Yes, if you're having problems with StaleElementReferenceExceptions it's because there is a race condition. Consider the following scenario:
WebElement element = driver.findElement(By.id("foo"));
// DOM changes - page is refreshed, or element is removed and re-added
element.click();
Now at the point where you're clicking the element, the element reference is no longer valid. It's close to impossible for WebDriver to make a good guess about all the cases where this might happen - so it throws up its hands and gives control to you, who as the test/app author should know exactly what may or may not happen. What you want to do is explicitly wait until the DOM is in a state where you know things won't change.
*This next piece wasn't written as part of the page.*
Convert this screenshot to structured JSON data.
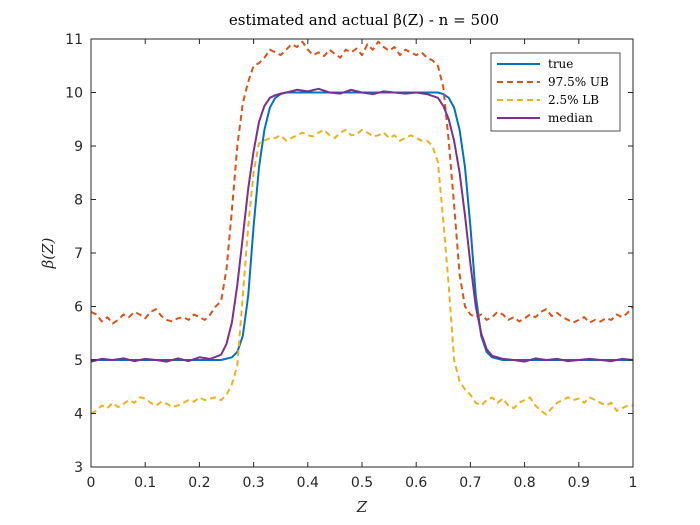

For example, using a WebDriverWait to wait for a specific element to exist:
// times out after 5 seconds
WebDriverWait wait = new WebDriverWait(driver, 5);
// while the following loop runs, the DOM changes -
// page is refreshed, or element is removed and re-added
wait.until(presenceOfElementLocated(By.id("container-element")));
// now we're good - let's click the element
driver.findElement(By.id("foo")).click();
The presenceOfElementLocated() method would look something like this:
private static Function<WebDriver,WebElement> presenceOfElementLocated(final By locator) {
return new Function<WebDriver, WebElement>() {
@Override
public WebElement apply(WebDriver driver) {
return driver.findElement(locator);
}
};
}
You're quite right about the current Chrome driver being quite unstable, and you'll be happy to hear that the Selenium trunk has a rewritten Chrome driver, where most of the implementation was done by the Chromium developers as part of their tree.
PS. Alternatively, instead of waiting explicitly like in the example above, you can enable implicit waits - this way WebDriver will always loop up until the specified timeout waiting for the element to become present:
driver.manage().timeouts().implicitlyWait(10, TimeUnit.SECONDS)
In my experience though, explicitly waiting is always more reliable.